Bariatric surgery plus medical therapy may be a useful strategy for managing uncontrolled diabetes, according to the results of a recent study published in the New England Journal of Medicine.
Bariatric surgery plus medical therapy may be a useful strategy for managing uncontrolled diabetes, according to the results of a recent study published in the New England Journal of Medicine.
“Despite improvements in pharmacotherapy, fewer than 50% of patients with moderate-to-severe type 2 diabetes actually achieve and maintain therapeutic thresholds, particularly for glycemic control,” wrote lead author Philip R. Schauer, MD, from the Bariatric and Metabolic Institute at the Cleveland Clinic, and colleagues.
They designed the Surgical Treatment and Medications Potentially Eradicate Diabetes Efficiently (STAMPEDE) trial to compare intensive medical therapy with either gastric bypass or sleeve gastrectomy as a means of improving glycemic control in obese patients with type 2 diabetes. The primary end point was the proportion of patients with a glycated hemoglobin level of 6% or less (with or without diabetes medications) 12 months after randomization.
The trial was a randomized, controlled, single-center study conducted from March 2007 to January 2011. The investigators assigned 150 eligible patients to undergo intensive medical therapy alone or intensive medical therapy plus either Roux-en-Y gastric bypass or sleeve gastrectomy.
Patients with uncontrolled type 2 diabetes who underwent bariatric surgery plus 12 months of medical therapy saw a significant improvement in health status compared with similar patients who received medical therapy alone.
At 12 months, the investigators had complete data on 93% of patients and noted that nearly half (42%) of patients in the gastric-bypass group and 37% of patients in the sleeve-gastrectomy group achieved the primary end point compared with 12% of patients in the medical therapy group.
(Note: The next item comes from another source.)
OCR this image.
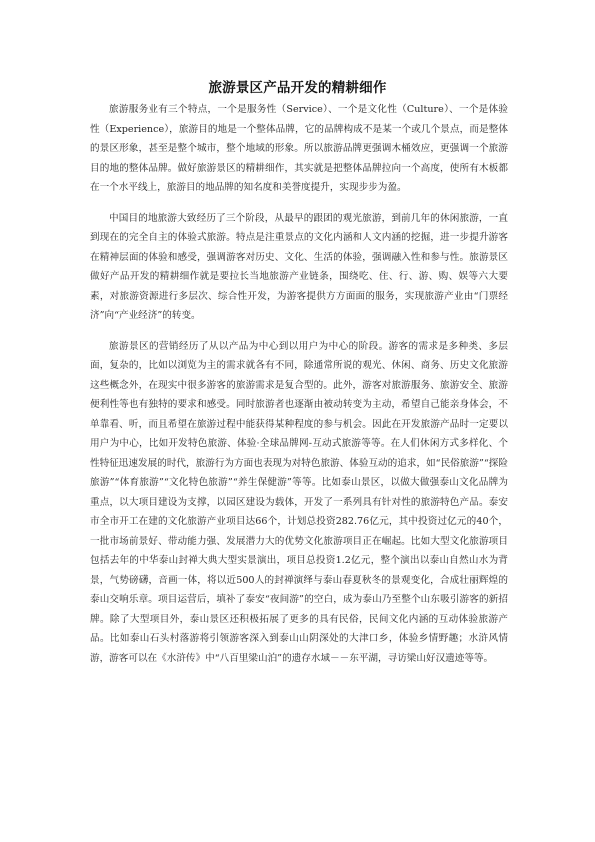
旅游景区产品开发的精耕细作

旅游服务业有三个特点，一个是服务性（Service）、一个是文化性（Culture）、一个是体验性（Experience），旅游目的地是一个整体品牌，它的品牌构成不是某一个或几个景点，而是整体的景区形象，甚至是整个城市，整个地域的形象。所以旅游品牌更强调木桶效应，更强调一个旅游目的地的整体品牌。做好旅游景区的精耕细作，其实就是把整体品牌拉向一个高度，使所有木板都在一个水平线上，旅游目的地品牌的知名度和美誉度提升，实现步步为盈。

中国目的地旅游大致经历了三个阶段，从最早的跟团的观光旅游，到前几年的休闲旅游，一直到现在的完全自主的体验式旅游。特点是注重景点的文化内涵和人文内涵的挖掘，进一步提升游客在精神层面的体验和感受，强调游客对历史、文化、生活的体验，强调融入性和参与性。旅游景区做好产品开发的精耕细作就是要拉长当地旅游产业链条，围绕吃、住、行、游、购、娱等六大要素，对旅游资源进行多层次、综合性开发，为游客提供方方面面的服务，实现旅游产业由“门票经济”向“产业经济”的转变。

旅游景区的营销经历了从以产品为中心到以用户为中心的阶段。游客的需求是多种类、多层面，复杂的，比如以浏览为主的需求就各有不同，除通常所说的观光、休闲、商务、历史文化旅游这些概念外，在现实中很多游客的旅游需求是复合型的。此外，游客对旅游服务、旅游安全、旅游便利性等也有独特的要求和感受。同时旅游者也逐渐由被动转变为主动，希望自己能亲身体会，不单靠看、听，而且希望在旅游过程中能获得某种程度的参与机会。因此在开发旅游产品时一定要以用户为中心，比如开发特色旅游、体验·全球品牌网-互动式旅游等等。在人们休闲方式多样化、个性特征迅速发展的时代，旅游行为方面也表现为对特色旅游、体验互动的追求，如“民俗旅游”“探险旅游”“体育旅游”“文化特色旅游”“养生保健游”等等。比如泰山景区，以做大做强泰山文化品牌为重点，以大项目建设为支撑，以园区建设为载体，开发了一系列具有针对性的旅游特色产品。泰安市全市开工在建的文化旅游产业项目达66个，计划总投资282.76亿元，其中投资过亿元的40个，一批市场前景好、带动能力强、发展潜力大的优势文化旅游项目正在崛起。比如大型文化旅游项目包括去年的中华泰山封禅大典大型实景演出，项目总投资1.2亿元，整个演出以泰山自然山水为背景，气势磅礴，音画一体，将以近500人的封禅演绎与泰山春夏秋冬的景观变化，合成壮丽辉煌的泰山交响乐章。项目运营后，填补了泰安“夜间游”的空白，成为泰山乃至整个山东吸引游客的新招牌。除了大型项目外，泰山景区还积极拓展了更多的具有民俗，民间文化内涵的互动体验旅游产品。比如泰山石头村落游将引领游客深入到泰山山阴深处的大津口乡，体验乡情野趣；水浒风情游，游客可以在《水浒传》中“八百里梁山泊”的遗存水域－－东平湖，寻访梁山好汉遗迹等等。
The investigators also noted that the 21 patients who achieved the primary end point in the gastric-bypass group did so without medications, while 5 of the 18 patients who achieved the primary end point in the sleeve-gastrectomy group required 1 or more glucose-lowering drugs.
Study data also showed that glycemic control had improved in all 3 groups; however, it was significantly lower in the 2 surgical groups than in the medical therapy group. The investigators observed a large and rapid improvement by 3 months that was sustained over the course of the year in patients who underwent surgery, whereas they saw a smaller and more gradual improvement in patients who received only medical therapy. Patients who underwent surgery also achieved greater weight loss, and the average number of diabetes agents per patient per day to lower glucose, lipid, and blood-pressure decreased significantly in the 2 surgical groups compared with the medical therapy group.
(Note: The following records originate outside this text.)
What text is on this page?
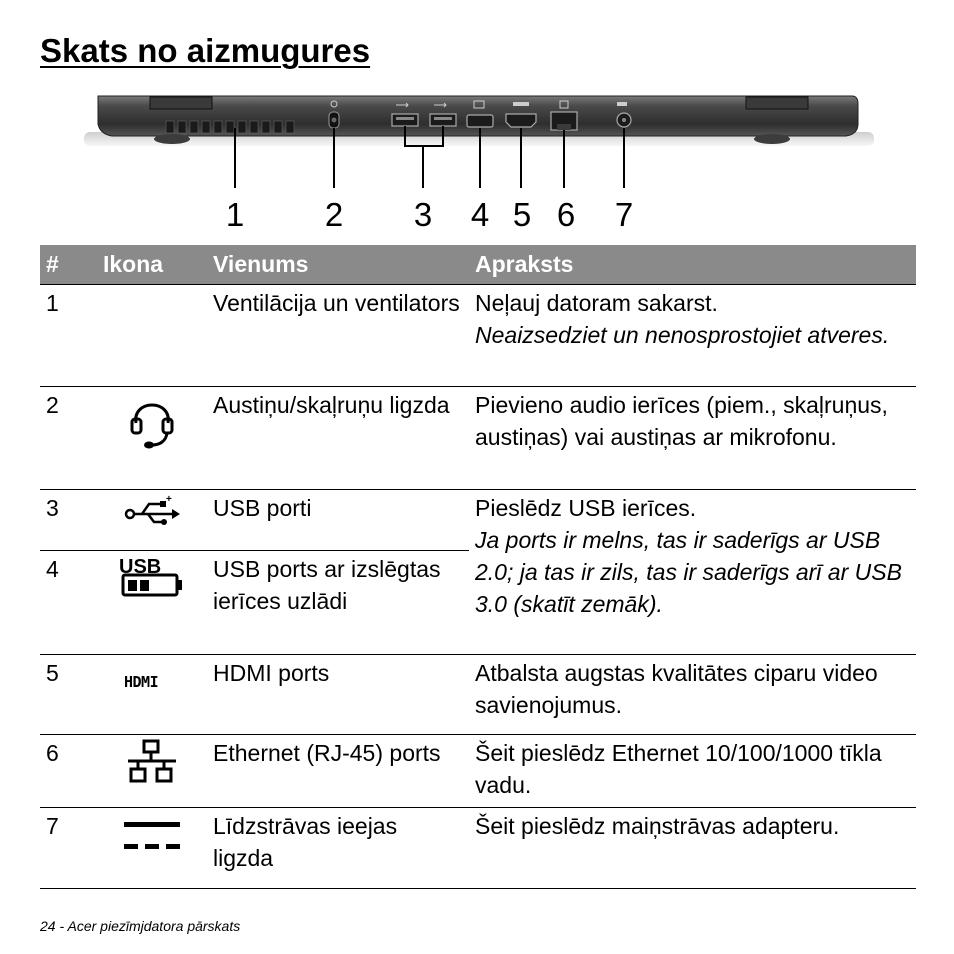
Skats no aizmugures
1 2 3 4 5 6 7
#	Ikona	Vienums	Apraksts
1		Ventilācija un ventilators	Neļauj datoram sakarst.
Neaizsedziet un nenosprostojiet atveres.

2		Austiņu/skaļruņu ligzda	Pievieno audio ierīces (piem., skaļruņus, austiņas) vai austiņas ar mikrofonu.
3	+	USB porti	Pieslēdz USB ierīces.
Ja ports ir melns, tas ir saderīgs ar USB 2.0; ja tas ir zils, tas ir saderīgs arī ar USB 3.0 (skatīt zemāk).

4	USB	USB ports ar izslēgtas ierīces uzlādi	
5	HDMI	HDMI ports	Atbalsta augstas kvalitātes ciparu video savienojumus.
6		Ethernet (RJ-45) ports	Šeit pieslēdz Ethernet 10/100/1000 tīkla vadu.
7		Līdzstrāvas ieejas ligzda	Šeit pieslēdz maiņstrāvas adapteru.
24 - Acer piezīmjdatora pārskats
“Reductions in the use of diabetes medications occurred before achievement of maximal weight loss, which supports the concept that the mechanisms of improvement in diabetes involve physiologic effects in addition to weight loss, probably related to alterations in gut hormones,” the authors wrote.
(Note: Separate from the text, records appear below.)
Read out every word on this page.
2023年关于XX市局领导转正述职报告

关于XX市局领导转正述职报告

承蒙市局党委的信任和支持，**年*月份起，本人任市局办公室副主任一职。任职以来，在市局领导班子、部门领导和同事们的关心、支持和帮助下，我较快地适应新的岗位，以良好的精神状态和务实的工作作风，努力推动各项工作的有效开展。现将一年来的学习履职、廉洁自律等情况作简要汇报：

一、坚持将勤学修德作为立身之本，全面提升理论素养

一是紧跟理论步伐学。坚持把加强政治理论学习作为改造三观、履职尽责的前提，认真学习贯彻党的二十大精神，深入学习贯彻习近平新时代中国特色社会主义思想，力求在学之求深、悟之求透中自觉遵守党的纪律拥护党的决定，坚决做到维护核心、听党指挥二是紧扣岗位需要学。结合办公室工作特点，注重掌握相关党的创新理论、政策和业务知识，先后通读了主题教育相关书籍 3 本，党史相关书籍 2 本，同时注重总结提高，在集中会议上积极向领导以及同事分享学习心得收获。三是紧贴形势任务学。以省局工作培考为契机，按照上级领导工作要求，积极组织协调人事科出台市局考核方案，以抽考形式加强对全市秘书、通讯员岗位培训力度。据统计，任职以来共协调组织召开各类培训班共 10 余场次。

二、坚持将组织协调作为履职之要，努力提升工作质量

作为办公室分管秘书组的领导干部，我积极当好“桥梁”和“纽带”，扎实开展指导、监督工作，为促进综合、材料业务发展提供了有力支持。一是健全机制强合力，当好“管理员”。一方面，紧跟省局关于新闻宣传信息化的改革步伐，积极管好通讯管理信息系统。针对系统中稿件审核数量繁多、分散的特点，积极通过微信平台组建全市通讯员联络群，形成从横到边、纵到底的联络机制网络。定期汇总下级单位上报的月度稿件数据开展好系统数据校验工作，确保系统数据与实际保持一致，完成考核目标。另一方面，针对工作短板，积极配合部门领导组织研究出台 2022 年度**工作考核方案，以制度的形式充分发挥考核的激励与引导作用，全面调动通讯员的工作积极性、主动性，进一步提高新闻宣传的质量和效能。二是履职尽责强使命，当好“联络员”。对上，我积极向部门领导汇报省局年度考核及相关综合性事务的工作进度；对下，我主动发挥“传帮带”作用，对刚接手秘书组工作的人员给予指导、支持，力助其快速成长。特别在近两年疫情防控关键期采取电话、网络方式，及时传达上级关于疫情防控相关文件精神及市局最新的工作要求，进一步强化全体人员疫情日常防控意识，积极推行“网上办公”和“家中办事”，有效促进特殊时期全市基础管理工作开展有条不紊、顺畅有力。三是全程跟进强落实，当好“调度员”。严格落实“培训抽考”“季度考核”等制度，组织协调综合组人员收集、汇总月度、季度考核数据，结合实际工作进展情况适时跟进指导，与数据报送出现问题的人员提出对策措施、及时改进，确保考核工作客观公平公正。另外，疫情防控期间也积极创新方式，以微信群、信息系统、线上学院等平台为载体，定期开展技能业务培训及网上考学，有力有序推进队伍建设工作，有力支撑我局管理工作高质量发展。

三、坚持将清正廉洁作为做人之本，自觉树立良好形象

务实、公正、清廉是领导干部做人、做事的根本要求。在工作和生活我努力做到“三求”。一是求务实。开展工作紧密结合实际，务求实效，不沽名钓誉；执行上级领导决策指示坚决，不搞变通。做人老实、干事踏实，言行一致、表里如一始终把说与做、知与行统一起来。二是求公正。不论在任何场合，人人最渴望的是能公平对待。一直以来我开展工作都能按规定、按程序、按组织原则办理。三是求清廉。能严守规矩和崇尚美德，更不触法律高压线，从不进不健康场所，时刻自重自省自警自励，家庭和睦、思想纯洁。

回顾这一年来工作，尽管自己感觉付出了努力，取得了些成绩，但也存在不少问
Although some patients had complications due to surgery, including 4 patients who required re-operation, no adverse events were life-threatening. The authors concluded that weight loss surgery may be a useful strategy for managing uncontrolled diabetes and subsequently improving cardiovascular risk factors, although benefits would have to be weighed against surgical risk and further research should be conducted through larger, multicenter trials.
The study was sponsored by Ethicon Endo-Surgery, with support from LifeScan, the Cleveland Clinic, and the National Institutes of Health.